Just Eat,

Redesigning Just Eat's checkout and search results page

Background

Just Eat is the world’s leading digital takeaway delivery service. They’re based in 13 countries with over 60,000 restaurants and more than 15 million customers.

During Just Eat’s rapid growth, they created a mobile-specific site which was inconsistent with desktop.

We needed to imrove order completion rates while creating a consistent and responsive site in-keeping with the impending brand refresh.

Process

We watched users make real order in our research lab as well in their own homes. And we ran bi-weekly A/B tests using Optimizely. We used the the results of this research to prioritise our work.

We usually started with sketching ideas out roughly on paper. Then we moved to higher fidelity prototypes in Sketch, Invision and HTML.

We had internal design crits and iterated until there were no major issues.

Redesigning the checkout flow

The existing single page checkout flow used accordion panels for each step. The team before us had believed that fewer clicks resulted in a better order completion rate.

Illustration of existing single page checkout with accordion panels

But our research showed that users got stuck and spent time scrolling up and down the page to open and close panels.

And some interactions were inconsistent with each other. For example, the delivery page had multiple buttons but the other pages used radio buttons and a single button.

We put each step on a page of its own with each page working consistently with just one button per page.

Illustration of new multi page checkout

Our research showed that users found this a lot easier and increased order completition rate by 5%.

I wrote an article for Smashing Magazine on the benefits of using One Thing Per Page.

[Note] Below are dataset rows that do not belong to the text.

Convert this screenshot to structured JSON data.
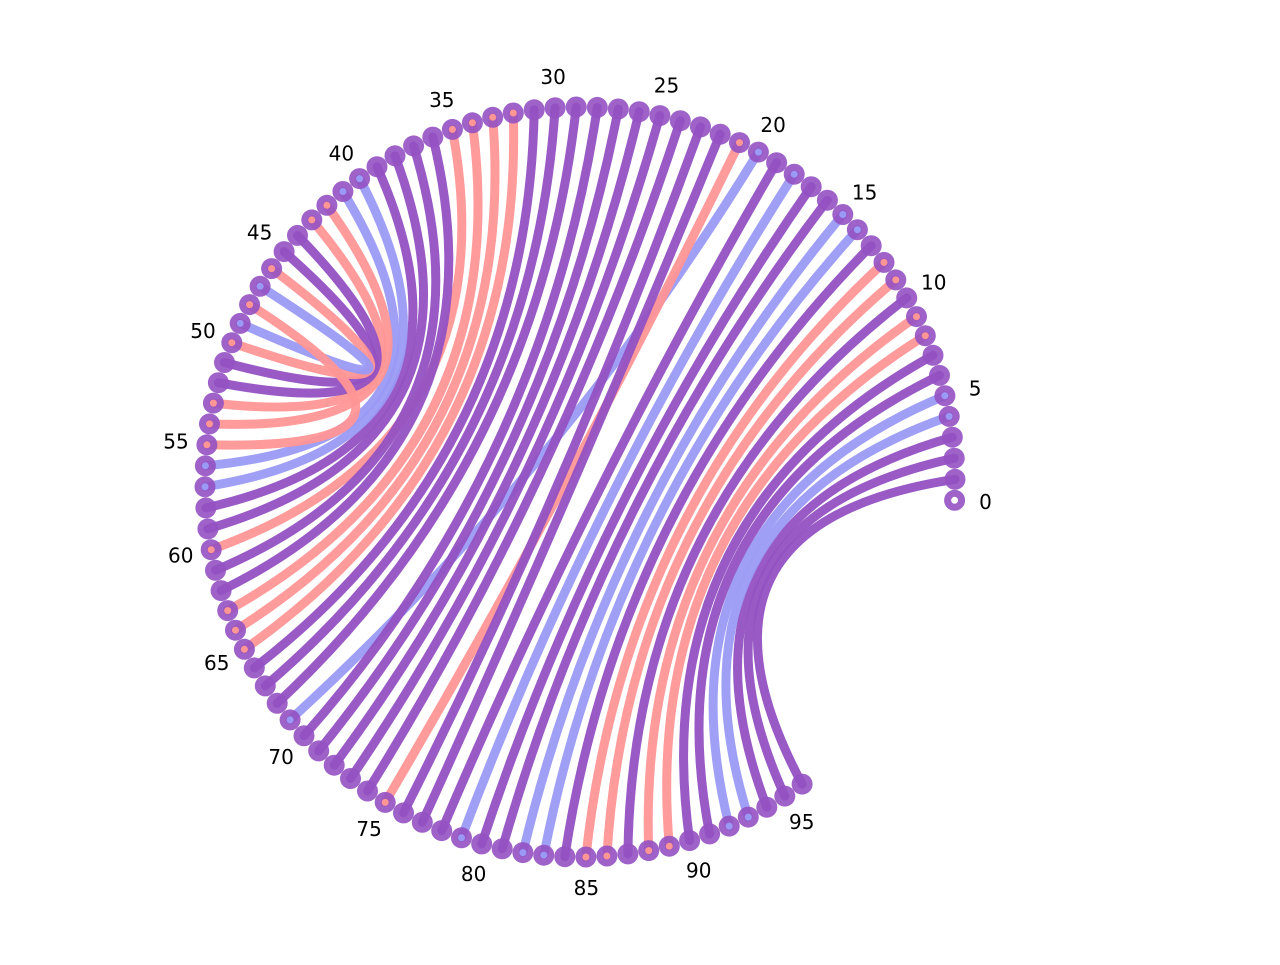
{
  "diagram": {
    "type": "arc-circle",
    "node_count": 97,
    "node_labels": [
      "0",
      "5",
      "10",
      "15",
      "20",
      "25",
      "30",
      "35",
      "40",
      "45",
      "50",
      "55",
      "60",
      "65",
      "70",
      "75",
      "80",
      "85",
      "90",
      "95"
    ],
    "colors": {
      "purple": "#9351c2",
      "red": "#ff9696",
      "blue": "#9a9af5",
      "node_ring": "#9351c2",
      "node_center": "#ffffff"
    },
    "edges": [
      {
        "from": 1,
        "to": 96,
        "color": "purple"
      },
      {
        "from": 2,
        "to": 95,
        "color": "purple"
      },
      {
        "from": 3,
        "to": 94,
        "color": "purple"
      },
      {
        "from": 4,
        "to": 93,
        "color": "blue"
      },
      {
        "from": 5,
        "to": 92,
        "color": "blue"
      },
      {
        "from": 6,
        "to": 91,
        "color": "purple"
      },
      {
        "from": 7,
        "to": 90,
        "color": "purple"
      },
      {
        "from": 8,
        "to": 89,
        "color": "red"
      },
      {
        "from": 9,
        "to": 88,
        "color": "red"
      },
      {
        "from": 10,
        "to": 87,
        "color": "purple"
      },
      {
        "from": 11,
        "to": 86,
        "color": "red"
      },
      {
        "from": 12,
        "to": 85,
        "color": "red"
      },
      {
        "from": 13,
        "to": 84,
        "color": "purple"
      },
      {
        "from": 14,
        "to": 83,
        "color": "blue"
      },
      {
        "from": 15,
        "to": 82,
        "color": "blue"
      },
      {
        "from": 16,
        "to": 81,
        "color": "purple"
      },
      {
        "from": 17,
        "to": 80,
        "color": "purple"
      },
      {
        "from": 18,
        "to": 79,
        "color": "blue"
      },
      {
        "from": 19,
        "to": 78,
        "color": "purple"
      },
      {
        "from": 20,
        "to": 69,
        "color": "blue"
      },
      {
        "from": 21,
        "to": 75,
        "color": "red"
      },
      {
        "from": 22,
        "to": 77,
        "color": "purple"
      },
      {
        "from": 23,
        "to": 76,
        "color": "purple"
      },
      {
        "from": 24,
        "to": 74,
        "color": "purple"
      },
      {
        "from": 25,
        "to": 73,
        "color": "purple"
      },
      {
        "from": 26,
        "to": 72,
        "color": "purple"
      },
      {
        "from": 27,
        "to": 71,
        "color": "purple"
      },
      {
        "from": 28,
        "to": 70,
        "color": "purple"
      },
      {
        "from": 29,
        "to": 68,
        "color": "purple"
      },
      {
        "from": 30,
        "to": 67,
        "color": "purple"
      },
      {
        "from": 31,
        "to": 66,
        "color": "purple"
      },
      {
        "from": 32,
        "to": 65,
        "color": "red"
      },
      {
        "from": 33,
        "to": 64,
        "color": "red"
      },
      {
        "from": 34,
        "to": 63,
        "color": "red"
      },
      {
        "from": 35,
        "to": 60,
        "color": "red"
      },
      {
        "from": 36,
        "to": 62,
        "color": "purple"
      },
      {
        "from": 37,
        "to": 61,
        "color": "purple"
      },
      {
        "from": 38,
        "to": 59,
        "color": "purple"
      },
      {
        "from": 39,
        "to": 58,
        "color": "purple"
      },
      {
        "from": 40,
        "to": 57,
        "color": "blue"
      },
      {
        "from": 41,
        "to": 56,
        "color": "blue"
      },
      {
        "from": 42,
        "to": 54,
        "color": "red"
      },
      {
        "from": 43,
        "to": 53,
        "color": "red"
      },
      {
        "from": 44,
        "to": 52,
        "color": "purple"
      },
      {
        "from": 45,
        "to": 51,
        "color": "purple"
      },
      {
        "from": 46,
        "to": 50,
        "color": "red"
      },
      {
        "from": 47,
        "to": 49,
        "color": "blue"
      },
      {
        "from": 48,
        "to": 55,
        "color": "red"
      }
    ]
  }
}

Redesigning the search results page

The mobile version of the search results page was inconsistent with desktop. For example, mobile had no filters.

And we noticed the sort component used a select box without a submit button which is problematic.

Left: old search results page with sort menu in the top right without a submit button. Right: new search results page with consistent and accessible filter and sort options.

But we didn’t want to just add a button, because we were concerned users might have come to expect it to work without a separate click.

So we designed an accessible and responsive sort component that worked consistently on small and large screens.

On mobile, the options start collapsed to make space for the search results.

Left: filters collapsed. Right: filters expanded.

This work increased order completion rate by 3%.

Adam’s positive and pragmatic approach to solving problems shows through his strength of knowledge in building cross-browser, accessible and progressively enhanced interfaces used by millions.